In many public hospitals, clinical trials of drugs and techniques are performed without proper scrutiny and the sanction of an ethics committee or other professional organisation, and without the patient’s informed consent. Most trials are instituted at the behest of pharmaceutical or medical instrument manufacturing companies.

Unethical learning on patients can and does happen. It is more likely to happen when we treat our patients as just ‘something’ and not as ‘someone’, as a learning tool rather than the reason for our work.

Suggested guidelines

Each hospital must lay down detailed guidelines about presence of seniors for particular procedures. For example, a senior qualified person must be available in the operating theatre for any procedure performed on any infant under anaesthesia. The number of hospital attachments that one person may have should be strictly restricted.

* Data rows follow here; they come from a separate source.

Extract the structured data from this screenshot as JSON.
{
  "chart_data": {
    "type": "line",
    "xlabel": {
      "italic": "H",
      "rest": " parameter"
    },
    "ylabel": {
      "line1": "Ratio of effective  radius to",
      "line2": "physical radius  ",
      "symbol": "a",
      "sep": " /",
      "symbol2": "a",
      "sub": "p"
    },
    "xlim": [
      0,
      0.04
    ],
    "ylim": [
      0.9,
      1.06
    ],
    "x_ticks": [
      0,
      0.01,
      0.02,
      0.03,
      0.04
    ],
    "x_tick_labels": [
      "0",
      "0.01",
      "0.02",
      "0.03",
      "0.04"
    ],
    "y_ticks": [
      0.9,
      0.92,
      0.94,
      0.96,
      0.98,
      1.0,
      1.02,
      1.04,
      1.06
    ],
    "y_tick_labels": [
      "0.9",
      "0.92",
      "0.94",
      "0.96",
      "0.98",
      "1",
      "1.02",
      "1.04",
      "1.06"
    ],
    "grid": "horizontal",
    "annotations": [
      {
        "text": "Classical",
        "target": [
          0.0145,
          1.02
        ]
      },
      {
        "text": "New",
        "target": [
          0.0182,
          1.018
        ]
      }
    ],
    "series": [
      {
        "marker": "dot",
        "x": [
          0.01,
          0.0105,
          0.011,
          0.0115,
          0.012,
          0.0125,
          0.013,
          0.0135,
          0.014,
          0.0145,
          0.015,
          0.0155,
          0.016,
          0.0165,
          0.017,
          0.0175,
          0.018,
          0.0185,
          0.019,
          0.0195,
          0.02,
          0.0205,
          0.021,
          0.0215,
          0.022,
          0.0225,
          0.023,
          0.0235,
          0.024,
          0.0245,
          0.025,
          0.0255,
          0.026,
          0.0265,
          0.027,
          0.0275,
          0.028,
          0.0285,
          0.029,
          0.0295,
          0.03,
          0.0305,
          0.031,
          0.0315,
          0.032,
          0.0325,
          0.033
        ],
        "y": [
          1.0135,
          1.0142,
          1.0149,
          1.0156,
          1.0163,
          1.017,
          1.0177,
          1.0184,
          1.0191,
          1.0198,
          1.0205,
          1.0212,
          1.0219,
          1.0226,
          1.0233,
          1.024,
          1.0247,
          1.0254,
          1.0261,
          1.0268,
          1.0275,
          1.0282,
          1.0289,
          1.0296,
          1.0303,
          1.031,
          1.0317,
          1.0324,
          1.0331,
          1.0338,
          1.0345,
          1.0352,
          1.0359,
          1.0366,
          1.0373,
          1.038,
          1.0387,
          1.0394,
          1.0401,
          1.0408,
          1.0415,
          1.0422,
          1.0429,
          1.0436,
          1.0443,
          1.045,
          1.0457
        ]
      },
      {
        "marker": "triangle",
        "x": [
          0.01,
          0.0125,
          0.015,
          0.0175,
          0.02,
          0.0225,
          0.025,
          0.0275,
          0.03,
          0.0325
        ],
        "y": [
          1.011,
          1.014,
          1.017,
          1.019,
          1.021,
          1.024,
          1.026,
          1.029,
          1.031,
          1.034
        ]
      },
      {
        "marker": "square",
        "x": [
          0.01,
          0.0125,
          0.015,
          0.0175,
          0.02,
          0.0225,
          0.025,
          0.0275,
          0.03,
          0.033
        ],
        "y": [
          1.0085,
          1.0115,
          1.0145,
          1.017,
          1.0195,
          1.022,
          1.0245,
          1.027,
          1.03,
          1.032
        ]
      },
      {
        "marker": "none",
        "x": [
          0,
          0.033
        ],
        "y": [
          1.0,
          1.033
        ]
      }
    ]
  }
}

Permission to do new procedures should be restricted to adequately trained persons supervised by experienced seniors. Anyone permitted to start a new procedure in a public institution must be asked to sign a bond for a stipulated period depending on the type of expertise and expenditure required for the new technique/ procedure.

Professional bodies should lay down guidelines about the surgeries which their speciality is capable of handling well and the standards for the settings in which various procedures can be performed.